We let Bush into our tiny home to show what it’s like to get six kids with various special needs ready for the day. He followed my husband as he pushed the wheelchair to school, accompanied by lunch bags, backpacks and five energetic children. Then Bush camped at the office while Gretchen and I prepared the latest issue.

This has been an uncomfortable experience. I am — I hope, an eloquent writer. I can weave words, choosing what to include and what to ignore. I edit over and over again. With film, everything spoken is recorded forever. Bush will make all the edits.

I had stomachaches for days leading up to the crew’s arrival. I blamed it on the numerous wild mushrooms we’ve been foraging and consuming. The pains continued until the team’s departure. I’m happy to report, I am not allergic to native mushrooms, I’m allergic to Stan Bush, despite his professionalism and empathy.
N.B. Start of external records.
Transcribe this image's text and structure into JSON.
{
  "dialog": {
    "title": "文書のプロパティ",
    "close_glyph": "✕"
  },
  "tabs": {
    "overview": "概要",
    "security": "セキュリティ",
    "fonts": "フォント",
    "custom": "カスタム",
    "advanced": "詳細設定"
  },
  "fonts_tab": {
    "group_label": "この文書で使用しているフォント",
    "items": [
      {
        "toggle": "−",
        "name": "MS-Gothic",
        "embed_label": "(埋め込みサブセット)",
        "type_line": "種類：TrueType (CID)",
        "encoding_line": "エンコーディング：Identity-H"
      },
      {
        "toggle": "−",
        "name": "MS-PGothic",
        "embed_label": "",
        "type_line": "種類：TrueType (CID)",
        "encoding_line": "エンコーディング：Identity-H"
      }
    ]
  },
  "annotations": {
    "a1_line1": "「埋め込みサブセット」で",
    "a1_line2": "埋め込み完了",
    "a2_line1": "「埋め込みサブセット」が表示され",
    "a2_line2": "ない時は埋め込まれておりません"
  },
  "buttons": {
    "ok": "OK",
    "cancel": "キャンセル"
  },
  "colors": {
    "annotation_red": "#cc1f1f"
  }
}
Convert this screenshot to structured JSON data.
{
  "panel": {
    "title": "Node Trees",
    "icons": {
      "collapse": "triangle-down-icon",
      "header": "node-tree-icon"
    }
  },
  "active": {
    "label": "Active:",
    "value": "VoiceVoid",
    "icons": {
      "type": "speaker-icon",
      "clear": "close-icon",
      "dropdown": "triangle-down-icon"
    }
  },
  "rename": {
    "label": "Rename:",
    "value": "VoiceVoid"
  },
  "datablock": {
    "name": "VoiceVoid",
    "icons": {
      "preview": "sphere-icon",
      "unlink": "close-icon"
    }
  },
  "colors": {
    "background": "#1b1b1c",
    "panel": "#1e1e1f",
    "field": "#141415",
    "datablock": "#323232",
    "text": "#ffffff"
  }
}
I managed to make progress. By the time the team left, I’d almost gotten used to camerawoman Melanie documenting every mundane move and sound engineer Ryan threading microphones down the front of my shirt. One night with dirty dishes strewn across the kitchen counters and the three year old screaming, I turned to my husband with fake reluctance. 

“Sorry, gotta go. My camera crew is waiting.”

I hope a documentary about the paper will remind our nation that newspapers are imperative. I hope it will lead to more ads and subscriptions and more travelers to my beloved town. And most of all, I hope I won’t look like an idiot.